Sebuah kebanggaan bagiku ketika aku dapat berkuliah di salah satu Fakultas Kedokteran PTN terbaik di pulau Jawa dan sangat membanggakan bahwa ayah ibuku selalu berkata ke tetangga bahwa aku kuliah kedokteran dengan beasiswa. Tak mudah memang berpisah dan merantau ke pulau lain yang belum pernah kukenal sebelumnya. Tapi ternyata aku mencintai kota tempat tinggalku ini sekarang.
Seiring waktu kuliah aku bahkan tak menyadari bahwa berat badanku turun perlahan. Aku tak menyadari bahwa kegiatan kuliah, organisasi, dan hal lain di kampus membuat berat badanku turun secara perlahan. Aku tidak pernah merasa stres, aku selalu menikmati saat kuliah dan kegiatan lainnya. Aku bahkan tidak menghilangkan jadwal makanku 2 sampai 3 kali dalam sehari. Entahlah, yang jelas aku merasa sehat dan badanku baik-baik saja. Bahkan keluargaku pun sempat berpikir aku stres atau sakit dan terbebani dengan kuliahku. Tapi bahkan diriku sendiri saja tidak tahu mengapa hal ini terjadi.
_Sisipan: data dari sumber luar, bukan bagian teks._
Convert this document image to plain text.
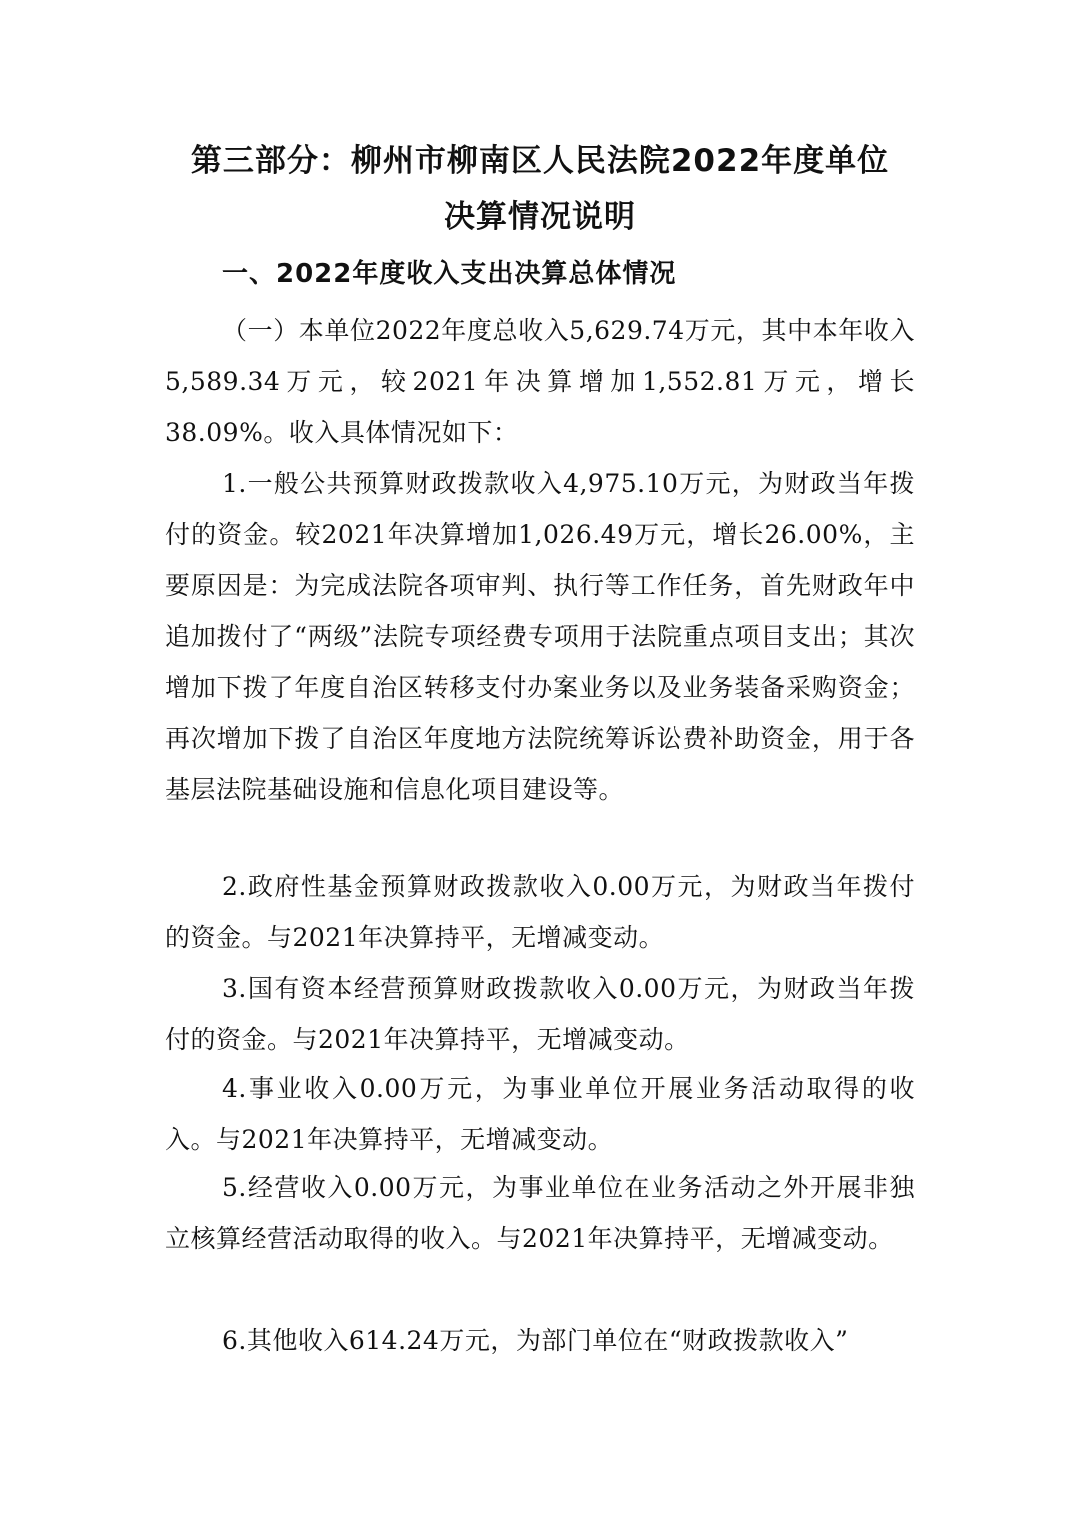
第三部分：柳州市柳南区人民法院2022年度单位
决算情况说明
一、2022年度收入支出决算总体情况

（一）本单位2022年度总收入5,629.74万元，其中本年收入5,589.34万元，较2021年决算增加1,552.81万元，增长38.09%。收入具体情况如下：

1.一般公共预算财政拨款收入4,975.10万元，为财政当年拨付的资金。较2021年决算增加1,026.49万元，增长26.00%，主要原因是：为完成法院各项审判、执行等工作任务，首先财政年中追加拨付了“两级”法院专项经费专项用于法院重点项目支出；其次增加下拨了年度自治区转移支付办案业务以及业务装备采购资金；再次增加下拨了自治区年度地方法院统筹诉讼费补助资金，用于各基层法院基础设施和信息化项目建设等。

2.政府性基金预算财政拨款收入0.00万元，为财政当年拨付的资金。与2021年决算持平，无增减变动。

3.国有资本经营预算财政拨款收入0.00万元，为财政当年拨付的资金。与2021年决算持平，无增减变动。

4.事业收入0.00万元，为事业单位开展业务活动取得的收入。与2021年决算持平，无增减变动。

5.经营收入0.00万元，为事业单位在业务活动之外开展非独立核算经营活动取得的收入。与2021年决算持平，无增减变动。

6.其他收入614.24万元，为部门单位在“财政拨款收入”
Maka untuk perempuan dan orang-orang di luar sana, fisik bukanlah sesuatu yang layak untuk dijadikan bahan ejekan atau candaan. Kecantikan fisik memang penting, namun kecantikan hati jauh lebih penting dan berguna dalam hidup yang sesungguhnya. Bagaimanapun bentuk badan atau wajah dan fisikmu, yakinlah selalu bahwa dirimu cantik apa adanya dan selalu percaya banyak orang yang menyayangi dirimu tanpa kau ketahui.Jalan takdir Tuhan memang sangat menakjubkan. Seorang anak gendut, hitam, jelek dari kampung dengan ayah kuli pelabuhan bisa menjadi seorang dokter spesialis. Inilah bentuk pembalasanku terhadap orang-orang yang pernah mengejekku dulu. Hidup mungkin terasa tak adil. Namun, selalu ada alasan mengapa Tuhan memberi cobaan yang menurut kita sulit. Aku percaya selalu ada hikmah di balik musibah, selalu ada pelangi selepas hujan badai.